The “power struggle” between workers and employers goes back to the early days of industrialization, and the benefits that employers gain from hiring gig workers are often discussed. For example, a company like Uber gets away with not having to offer health insurance to drivers as they are not employees.
There is no doubt that lower-income workers struggle more than anyone due to their lack of access to higher education, meaning gaining skills is that much harder. If those workers don’t have access to health insurance through their parents or a significant other, their only way to get it is going the traditional 40-hour, office-bound work route.
Judicial measures have been taken to try to give these gig workers more protections in California, though Uber and Lyft now find themselves exempt, meaning they can still consider their drivers as independent contractors.

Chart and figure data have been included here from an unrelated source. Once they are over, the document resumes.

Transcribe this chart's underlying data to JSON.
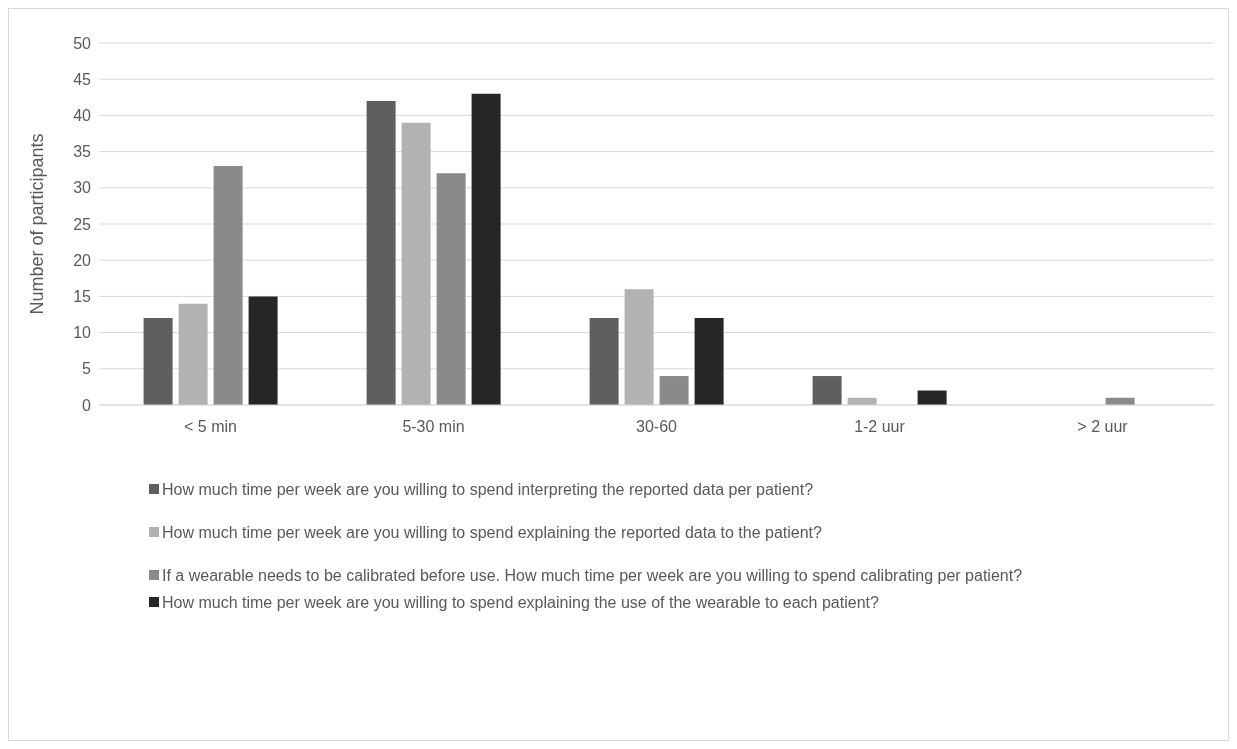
{
  "chart_data": {
    "type": "bar",
    "ylabel": "Number of participants",
    "categories": [
      "< 5 min",
      "5-30 min",
      "30-60",
      "1-2 uur",
      "> 2 uur"
    ],
    "series": [
      {
        "name": "How much time per week are you willing to spend interpreting the reported data per patient?",
        "color": "#5f5f5f",
        "values": [
          12,
          42,
          12,
          4,
          0
        ]
      },
      {
        "name": "How much time per week are you willing to spend explaining the reported data to the patient?",
        "color": "#b2b2b2",
        "values": [
          14,
          39,
          16,
          1,
          0
        ]
      },
      {
        "name": "If a wearable needs to be calibrated before use. How much time per week are you willing to spend calibrating per patient?",
        "color": "#8a8a8a",
        "values": [
          33,
          32,
          4,
          0,
          1
        ]
      },
      {
        "name": "How much time per week are you willing to spend explaining the use of the wearable to each patient?",
        "color": "#262626",
        "values": [
          15,
          43,
          12,
          2,
          0
        ]
      }
    ],
    "ylim": [
      0,
      50
    ],
    "yticks": [
      0,
      5,
      10,
      15,
      20,
      25,
      30,
      35,
      40,
      45,
      50
    ],
    "grid": "y",
    "legend": "bottom"
  }
}
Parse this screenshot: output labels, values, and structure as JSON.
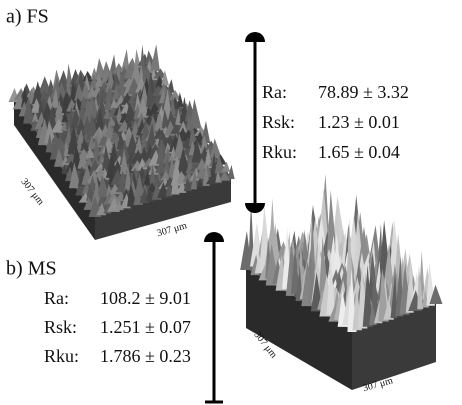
{
  "panels": [
    {
      "label": "a) FS",
      "metrics": [
        {
          "name": "Ra:",
          "value": "78.89 ± 3.32"
        },
        {
          "name": "Rsk:",
          "value": "1.23 ± 0.01"
        },
        {
          "name": "Rku:",
          "value": "1.65 ± 0.04"
        }
      ],
      "axis_labels": [
        "307 μm",
        "307 μm"
      ]
    },
    {
      "label": "b) MS",
      "metrics": [
        {
          "name": "Ra:",
          "value": "108.2 ± 9.01"
        },
        {
          "name": "Rsk:",
          "value": "1.251 ± 0.07"
        },
        {
          "name": "Rku:",
          "value": "1.786 ± 0.23"
        }
      ],
      "axis_labels": [
        "307 μm",
        "307 μm"
      ]
    }
  ]
}
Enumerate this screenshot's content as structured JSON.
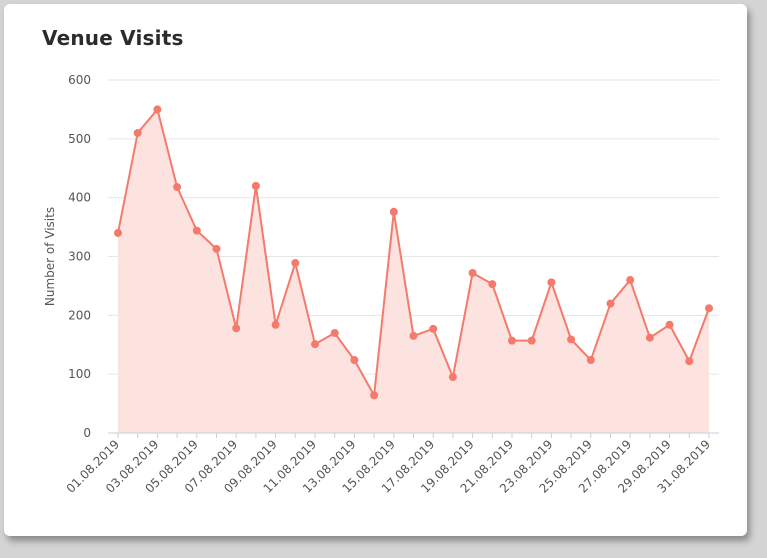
{
  "card": {
    "title": "Venue Visits"
  },
  "colors": {
    "line": "#f47a6c",
    "fill": "#fde3df",
    "grid": "#e6e6e6",
    "axis": "#c8cfe0"
  },
  "chart_data": {
    "type": "area",
    "title": "Venue Visits",
    "xlabel": "",
    "ylabel": "Number of Visits",
    "ylim": [
      0,
      600
    ],
    "yticks": [
      0,
      100,
      200,
      300,
      400,
      500,
      600
    ],
    "grid": true,
    "legend": "none",
    "x": [
      "01.08.2019",
      "02.08.2019",
      "03.08.2019",
      "04.08.2019",
      "05.08.2019",
      "06.08.2019",
      "07.08.2019",
      "08.08.2019",
      "09.08.2019",
      "10.08.2019",
      "11.08.2019",
      "12.08.2019",
      "13.08.2019",
      "14.08.2019",
      "15.08.2019",
      "16.08.2019",
      "17.08.2019",
      "18.08.2019",
      "19.08.2019",
      "20.08.2019",
      "21.08.2019",
      "22.08.2019",
      "23.08.2019",
      "24.08.2019",
      "25.08.2019",
      "26.08.2019",
      "27.08.2019",
      "28.08.2019",
      "29.08.2019",
      "30.08.2019",
      "31.08.2019"
    ],
    "x_tick_labels": [
      "01.08.2019",
      "03.08.2019",
      "05.08.2019",
      "07.08.2019",
      "09.08.2019",
      "11.08.2019",
      "13.08.2019",
      "15.08.2019",
      "17.08.2019",
      "19.08.2019",
      "21.08.2019",
      "23.08.2019",
      "25.08.2019",
      "27.08.2019",
      "29.08.2019",
      "31.08.2019"
    ],
    "series": [
      {
        "values": [
          340,
          510,
          550,
          418,
          344,
          313,
          178,
          420,
          184,
          289,
          151,
          170,
          124,
          64,
          376,
          165,
          177,
          95,
          272,
          253,
          157,
          157,
          256,
          159,
          124,
          220,
          260,
          162,
          184,
          122,
          212
        ]
      }
    ]
  }
}
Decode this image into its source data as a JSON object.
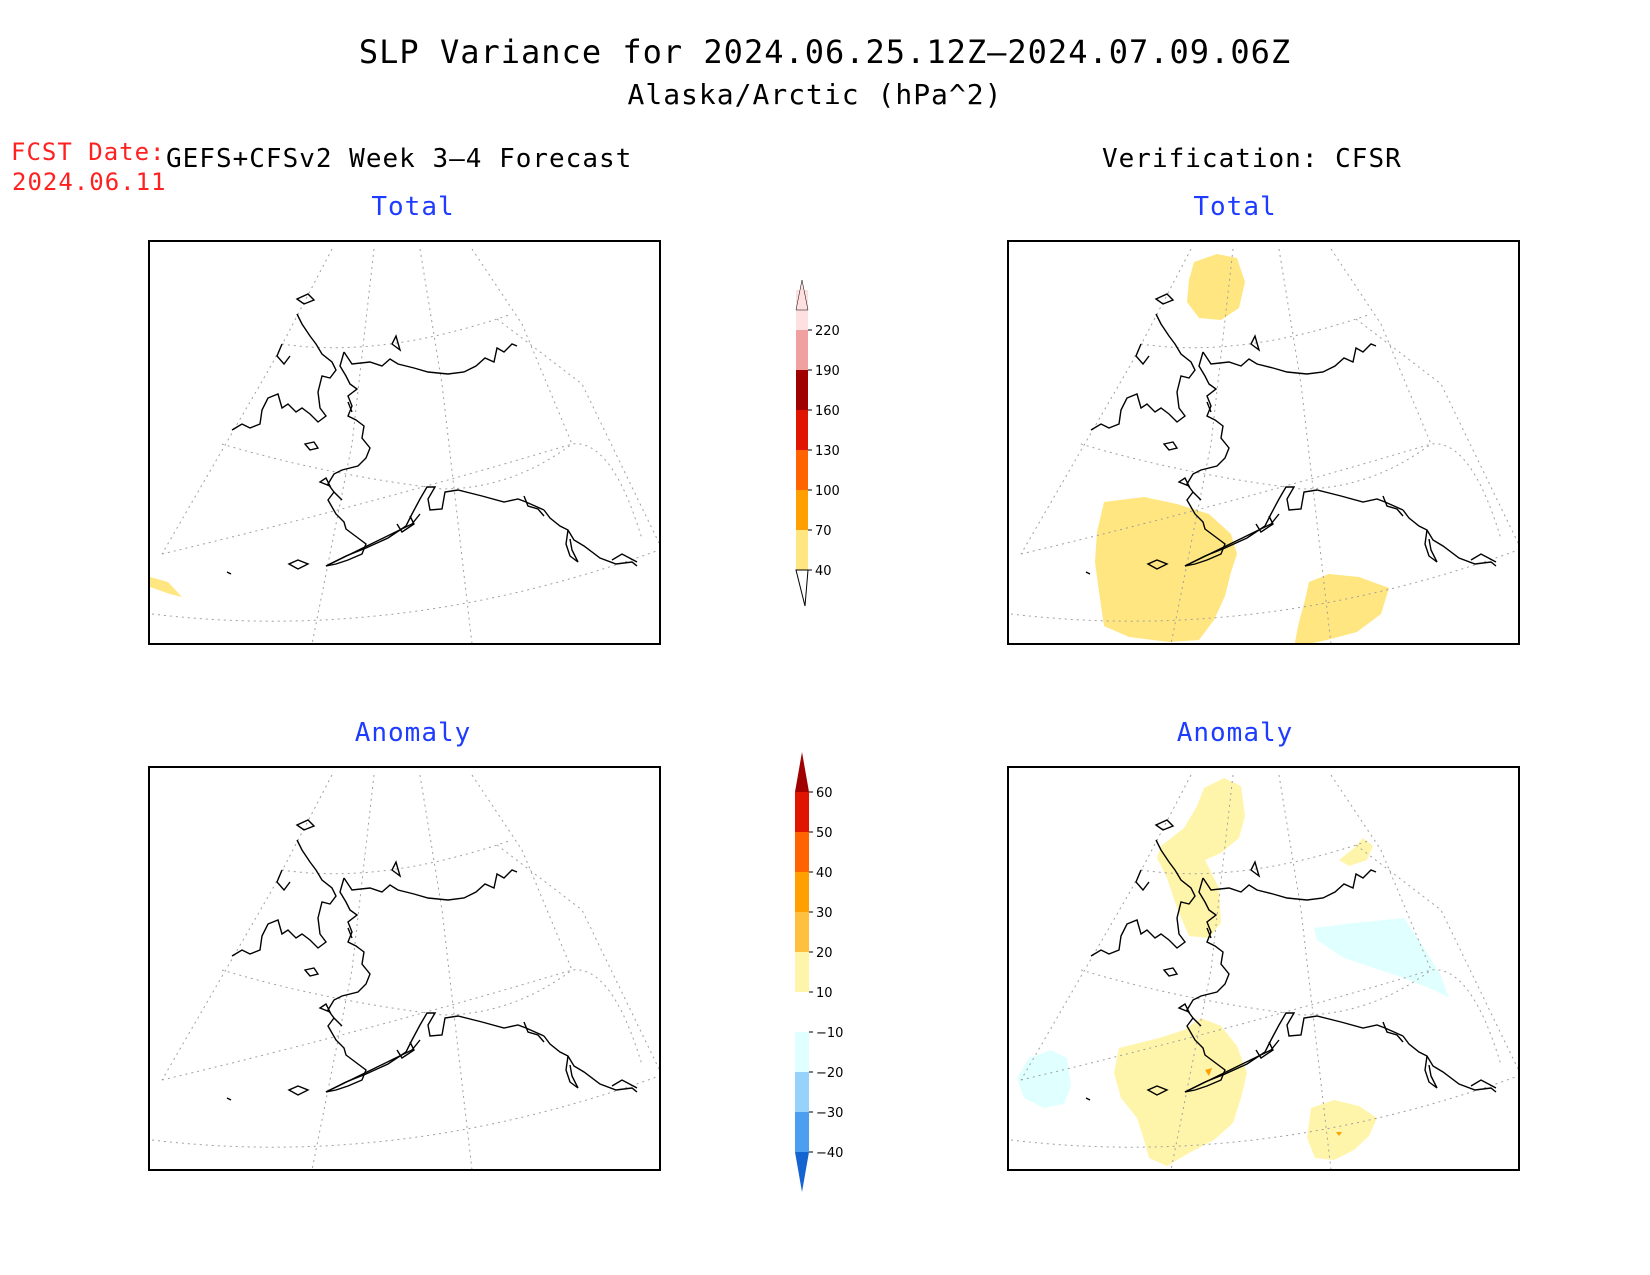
{
  "header": {
    "title": "SLP Variance for 2024.06.25.12Z–2024.07.09.06Z",
    "subtitle": "Alaska/Arctic (hPa^2)",
    "fcst_label": "FCST Date:",
    "fcst_date": "2024.06.11",
    "left_column_title": "GEFS+CFSv2 Week 3–4 Forecast",
    "right_column_title": "Verification: CFSR"
  },
  "panels": {
    "forecast_total": {
      "title": "Total"
    },
    "verification_total": {
      "title": "Total"
    },
    "forecast_anomaly": {
      "title": "Anomaly"
    },
    "verification_anomaly": {
      "title": "Anomaly"
    }
  },
  "colorbars": {
    "total": {
      "levels": [
        "40",
        "70",
        "100",
        "130",
        "160",
        "190",
        "220"
      ],
      "colors": [
        "#ffe680",
        "#ffa000",
        "#ff6400",
        "#e01400",
        "#a00000",
        "#f0a0a0",
        "#ffe0e0"
      ]
    },
    "anomaly": {
      "levels": [
        "60",
        "50",
        "40",
        "30",
        "20",
        "10",
        "−10",
        "−20",
        "−30",
        "−40"
      ],
      "colors_top_to_bottom": [
        "#a00000",
        "#e01400",
        "#ff6400",
        "#ffa000",
        "#ffc040",
        "#fff5aa",
        "#ffffff",
        "#e0ffff",
        "#96d2fa",
        "#4b9ef0",
        "#1464d2"
      ]
    }
  },
  "map_layers": {
    "coastline_color": "#000000",
    "graticule_color": "#a0a0a0",
    "total_shading_color": "#ffe680",
    "anomaly_positive_color": "#fff5aa",
    "anomaly_negative_color": "#e0ffff",
    "anomaly_point_color": "#ffa000"
  }
}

Rate cuts and expenses for drivers have pushed their earning potential to a much lower level than it used to be while the companies see revenues rise.
The gig economy is great for skilled workers, and as mentioned previously, the majority of freelance workers are skilled in more than one area. The flexibility offered and higher rates they can charge could make up for the downside of not having benefits.
Anyone that lacks access to gaining skills and feels limited to a gig such as Uber should be looked out for, however. The number of people that are uninsured in America has risen dramatically due to pandemic-related layoffs and job losses. Considering many people turned to gig work due to those same pandemic-related layoffs and job losses, it’s fair to assume there is a fair amount of crossover.
Moving forward, the gig economy deserves appreciation for giving people a different path to making a living (or supplementing income) and allowing small businesses to grow. It should also be improved upon to give workers benefits and the proper respect for allowing companies such as Uber to become so successful and widespread.
Once the gig economy grows to represent the majority of Americans and becomes a more significant part of our overall economy, the scales need to tilt more in the workers’ favor when it comes to compensation.